Choose the best rows from the Hugging Face source benchmark, such as Massive Multitask Language Understanding (MMLU), to use as few-shot examples for each target, from broad choices down to very specific tags.

You control which source questions appear as few-shots by configuring coarse filters (split, subset, hf_dataset, source_subjects) and fine filters (target_source_mapping, and optional tags backed by metadata_file). The intent is to show the model exemplars that match the subject you are generating for.

In nemotron steps run byob/mcq, each key in target_source_mapping must match a folder of .txt files or a *.parquet file under input_dir, not an abstract label on its own.

The Funnel: Coarse to Fine-Grained Control#

Most question-answer benchmark datasets expose many subjects, such as astronomy, econometrics, elementary mathematics, nutrition, and so on. Coarse filters shrink that universe before you attach sources to each local target.

You can narrow step by step until each target draws from the pool you intend.

Funnel from coarse to fine filtering: split, subset, source_subjects, then target_source_mapping with optional subjects and tags per target.

Coarse (top of funnel)

  • hf_dataset: which Hugging Face benchmark to load, for example cais/mmlu.

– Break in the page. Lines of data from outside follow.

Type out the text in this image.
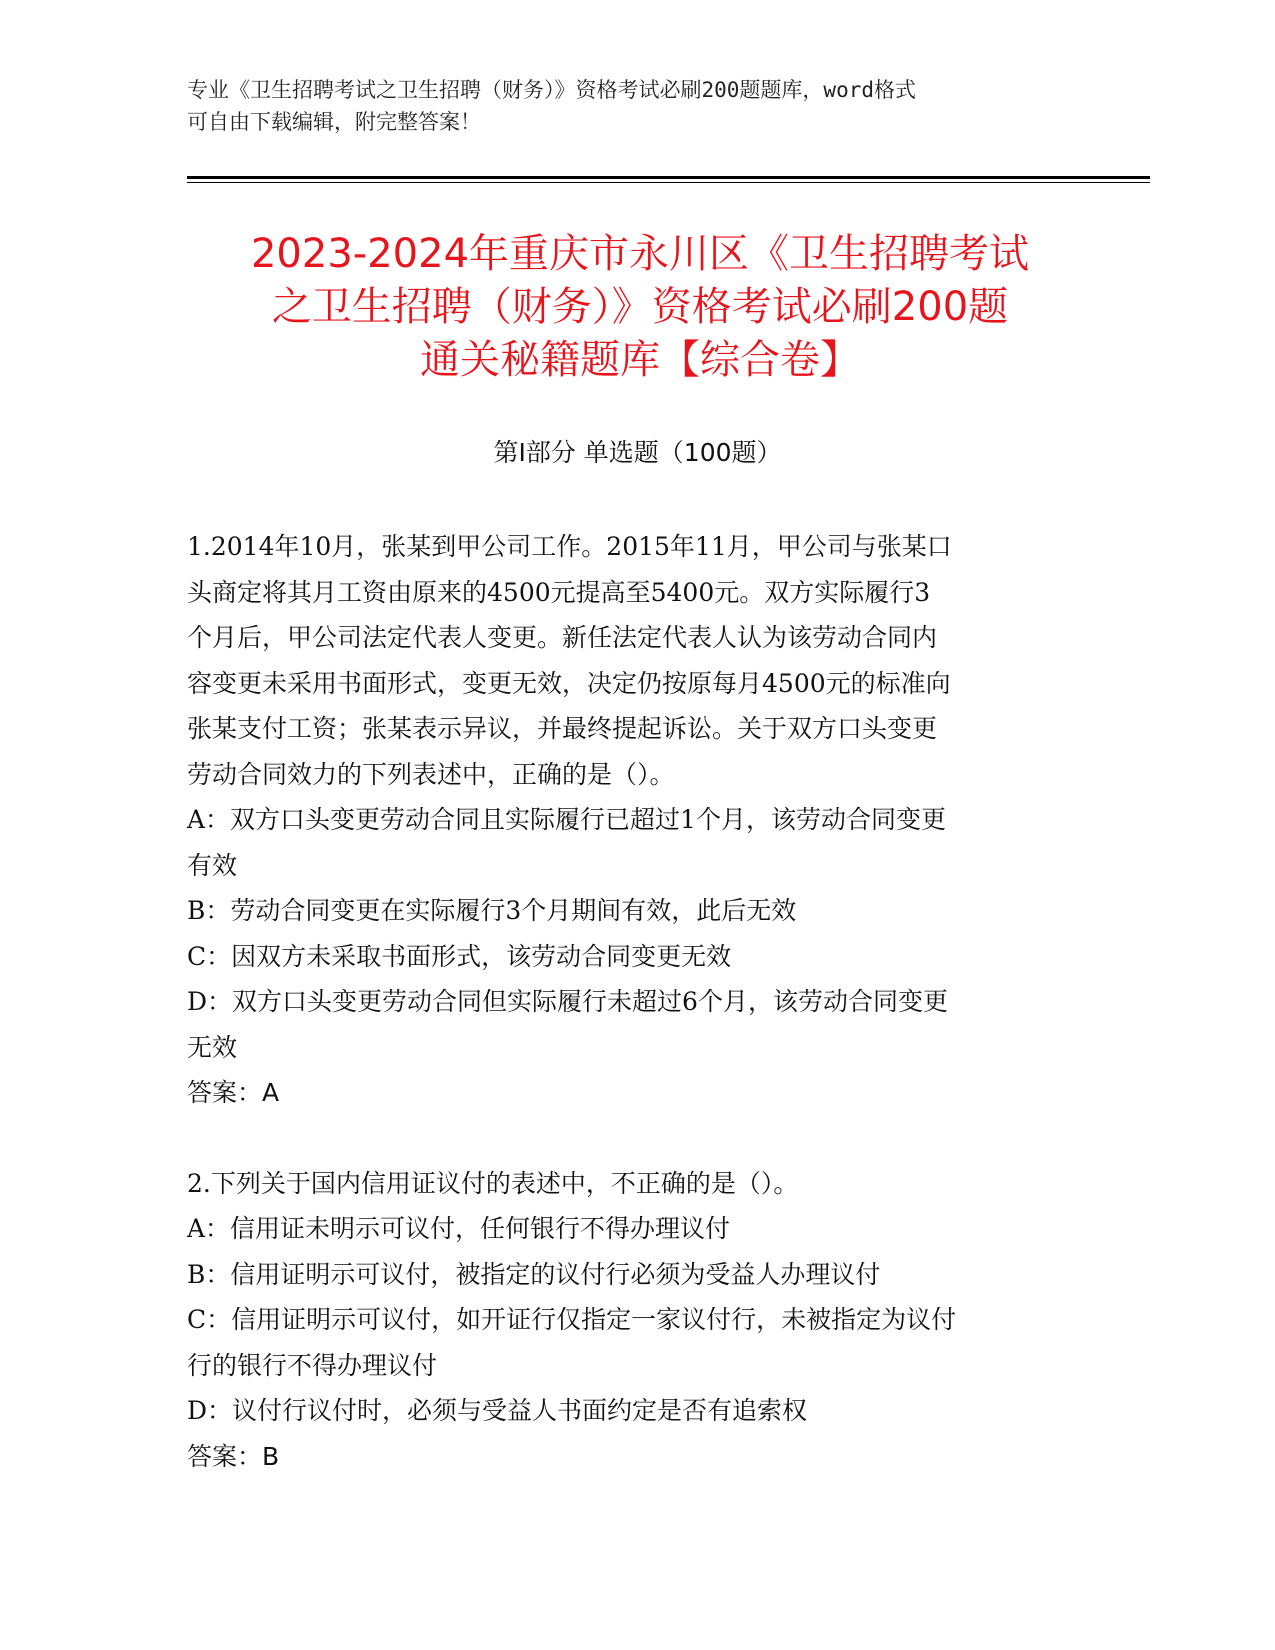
专业《卫生招聘考试之卫生招聘（财务）》资格考试必刷200题题库，word格式
可自由下载编辑，附完整答案！
2023-2024年重庆市永川区《卫生招聘考试
之卫生招聘（财务）》资格考试必刷200题
通关秘籍题库【综合卷】
第Ⅰ部分 单选题（100题）
1.2014年10月，张某到甲公司工作。2015年11月，甲公司与张某口
头商定将其月工资由原来的4500元提高至5400元。双方实际履行3
个月后，甲公司法定代表人变更。新任法定代表人认为该劳动合同内
容变更未采用书面形式，变更无效，决定仍按原每月4500元的标准向
张某支付工资；张某表示异议，并最终提起诉讼。关于双方口头变更
劳动合同效力的下列表述中，正确的是（）。
A：双方口头变更劳动合同且实际履行已超过1个月，该劳动合同变更
有效
B：劳动合同变更在实际履行3个月期间有效，此后无效
C：因双方未采取书面形式，该劳动合同变更无效
D：双方口头变更劳动合同但实际履行未超过6个月，该劳动合同变更
无效
答案：A
2.下列关于国内信用证议付的表述中，不正确的是（）。
A：信用证未明示可议付，任何银行不得办理议付
B：信用证明示可议付，被指定的议付行必须为受益人办理议付
C：信用证明示可议付，如开证行仅指定一家议付行，未被指定为议付
行的银行不得办理议付
D：议付行议付时，必须与受益人书面约定是否有追索权
答案：B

  • split: which split to read first, such as test or train, applied when the loader pulls the benchmark.

  • subset: which variant of that benchmark, such as all for MMLU or kn for MMLU Indic, also applied at load time.

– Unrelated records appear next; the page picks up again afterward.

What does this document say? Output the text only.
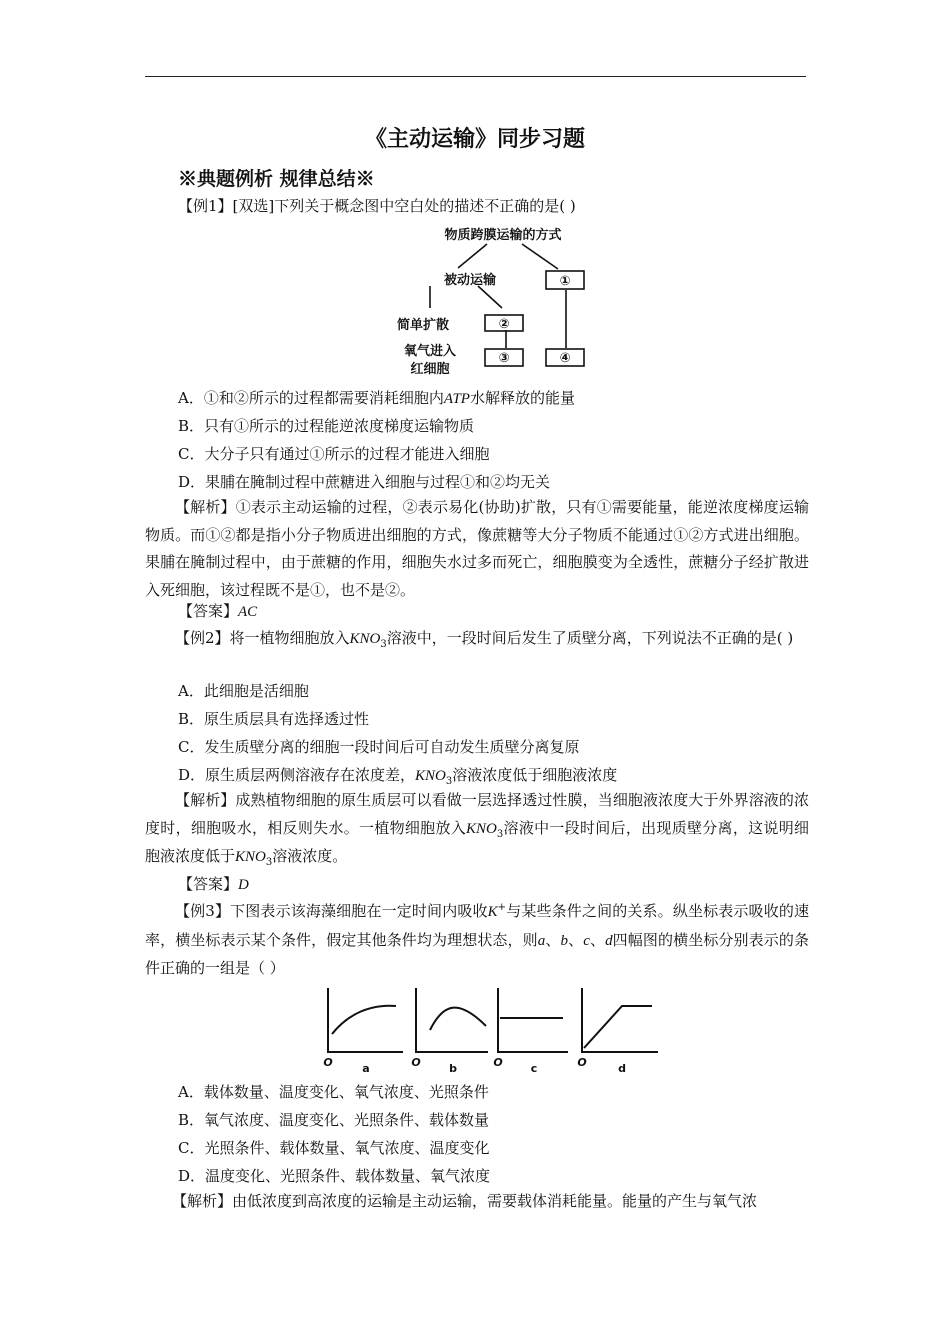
《主动运输》同步习题
※典题例析 规律总结※
【例1】[双选]下列关于概念图中空白处的描述不正确的是( )
物质跨膜运输的方式
被动运输
简单扩散
氧气进入
红细胞
①
②
③	④
A．①和②所示的过程都需要消耗细胞内ATP水解释放的能量
B．只有①所示的过程能逆浓度梯度运输物质
C．大分子只有通过①所示的过程才能进入细胞
D．果脯在腌制过程中蔗糖进入细胞与过程①和②均无关
【解析】①表示主动运输的过程，②表示易化(协助)扩散，只有①需要能量，能逆浓度梯度运输物质。而①②都是指小分子物质进出细胞的方式，像蔗糖等大分子物质不能通过①②方式进出细胞。果脯在腌制过程中，由于蔗糖的作用，细胞失水过多而死亡，细胞膜变为全透性，蔗糖分子经扩散进入死细胞，该过程既不是①，也不是②。
【答案】AC
【例2】将一植物细胞放入$KNO_3$溶液中，一段时间后发生了质壁分离，下列说法不正确的是( )
A．此细胞是活细胞
B．原生质层具有选择透过性
C．发生质壁分离的细胞一段时间后可自动发生质壁分离复原
D．原生质层两侧溶液存在浓度差，$KNO_3$溶液浓度低于细胞液浓度
【解析】成熟植物细胞的原生质层可以看做一层选择透过性膜，当细胞液浓度大于外界溶液的浓度时，细胞吸水，相反则失水。一植物细胞放入$KNO_3$溶液中一段时间后，出现质壁分离，这说明细胞液浓度低于$KNO_3$溶液浓度。
【答案】D
【例3】下图表示该海藻细胞在一定时间内吸收K+与某些条件之间的关系。纵坐标表示吸收的速率，横坐标表示某个条件，假定其他条件均为理想状态，则a、b、c、d四幅图的横坐标分别表示的条件正确的一组是（ ）
O	O	O	O
a	b	c	d
A．载体数量、温度变化、氧气浓度、光照条件
B．氧气浓度、温度变化、光照条件、载体数量
C．光照条件、载体数量、氧气浓度、温度变化
D．温度变化、光照条件、载体数量、氧气浓度
【解析】由低浓度到高浓度的运输是主动运输，需要载体消耗能量。能量的产生与氧气浓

  • source_subjects: which benchmark taxonomy labels may appear in the pool. If you leave this list empty, the pipeline expands it to every subject available for the chosen hf_dataset, subset, and split. Mappings only sample from subjects that remain in this pool.

Finer (middle of funnel)

  • target_source_mapping: for each target key that exists under input_dir, you list which source subjects to sample and optionally assign weights. This ties each corpus folder or Parquet file to the part of the benchmark taxonomy you want the model to imitate.

Finest (bottom of funnel)

  • tags: optional. When metadata_file lists question identifiers with tags, each target can filter few-shots further by tag strings such as reasoning or unambiguous, or by comma-joined combinations such as reasoning,unambiguous, optionally with weights. Tags are the tightest lever on which rows become few-shots.

How It Fits Together#

  1. Load: the pipeline loads the benchmark for hf_dataset, split, and subset, then keeps only the subjects in source_subjects, or all subjects when that list is empty after expansion.

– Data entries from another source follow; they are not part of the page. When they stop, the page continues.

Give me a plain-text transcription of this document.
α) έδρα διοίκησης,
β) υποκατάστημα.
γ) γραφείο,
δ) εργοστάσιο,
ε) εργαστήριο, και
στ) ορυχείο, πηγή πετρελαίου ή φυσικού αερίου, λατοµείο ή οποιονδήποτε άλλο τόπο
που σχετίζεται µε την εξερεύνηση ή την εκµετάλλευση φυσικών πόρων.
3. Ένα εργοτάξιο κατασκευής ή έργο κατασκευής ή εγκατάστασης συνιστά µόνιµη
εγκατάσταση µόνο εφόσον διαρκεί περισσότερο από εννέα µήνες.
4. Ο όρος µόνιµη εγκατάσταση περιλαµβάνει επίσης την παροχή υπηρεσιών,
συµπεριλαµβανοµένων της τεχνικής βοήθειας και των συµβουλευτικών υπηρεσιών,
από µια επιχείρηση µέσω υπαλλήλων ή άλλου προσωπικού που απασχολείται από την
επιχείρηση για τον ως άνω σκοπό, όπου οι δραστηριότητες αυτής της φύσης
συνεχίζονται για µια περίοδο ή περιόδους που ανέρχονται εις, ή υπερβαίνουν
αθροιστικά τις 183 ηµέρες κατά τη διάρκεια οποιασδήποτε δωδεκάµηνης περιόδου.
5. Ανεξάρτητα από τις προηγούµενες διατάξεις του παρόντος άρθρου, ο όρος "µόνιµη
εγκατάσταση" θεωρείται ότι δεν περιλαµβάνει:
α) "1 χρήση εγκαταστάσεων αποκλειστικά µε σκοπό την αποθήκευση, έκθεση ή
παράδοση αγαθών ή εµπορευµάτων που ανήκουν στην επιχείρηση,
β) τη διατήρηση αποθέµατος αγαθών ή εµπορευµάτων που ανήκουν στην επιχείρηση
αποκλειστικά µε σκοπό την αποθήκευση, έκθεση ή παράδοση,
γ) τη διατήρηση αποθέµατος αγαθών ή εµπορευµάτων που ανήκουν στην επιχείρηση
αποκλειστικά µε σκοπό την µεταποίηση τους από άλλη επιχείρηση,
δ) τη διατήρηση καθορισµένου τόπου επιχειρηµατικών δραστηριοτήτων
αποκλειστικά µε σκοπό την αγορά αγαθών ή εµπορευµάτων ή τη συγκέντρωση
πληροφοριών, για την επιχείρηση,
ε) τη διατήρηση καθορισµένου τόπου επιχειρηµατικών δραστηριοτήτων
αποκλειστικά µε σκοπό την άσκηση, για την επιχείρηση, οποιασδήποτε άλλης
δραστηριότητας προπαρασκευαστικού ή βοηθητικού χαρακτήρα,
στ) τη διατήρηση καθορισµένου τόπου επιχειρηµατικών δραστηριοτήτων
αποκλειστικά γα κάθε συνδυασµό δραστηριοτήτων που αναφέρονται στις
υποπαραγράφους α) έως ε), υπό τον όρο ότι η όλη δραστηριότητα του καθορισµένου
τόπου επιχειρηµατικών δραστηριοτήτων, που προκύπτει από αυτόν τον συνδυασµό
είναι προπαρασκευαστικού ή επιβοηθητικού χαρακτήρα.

  2. Map: for each target, target_source_mapping names source subjects and optional tag sets to sample from. Source subjects and tags each support explicit weights; otherwise sampling is uniform over the listed entries.

  3. Sample: while building the seed dataset, the prepare step samples subject-tag pairs according to those weights and draws few-shot questions from the filtered source tables.

The coarse settings define the global pool. target_source_mapping, and tags when enabled, narrow which slice of that pool each target should use when it pairs exemplars with your domain chunks.

Configuration at a Glance#

Control

Where

Effect

hf_dataset

Top-level config

Which Hugging Face dataset supplies few-shot rows.

split

Top-level config

Dataset split, such as test, taken from the source benchmark.

subset

Top-level config

Dataset subset, such as all or kn, applied before subject filtering.

source_subjects

Top-level config

Restricts which benchmark subjects remain in the pool; an empty list expands to all subjects for the chosen dataset, split, and subset.

target_source_mapping

Per target directory or Parquet

For each target under input_dir, which source subjects and optional tags to use, with optional weights.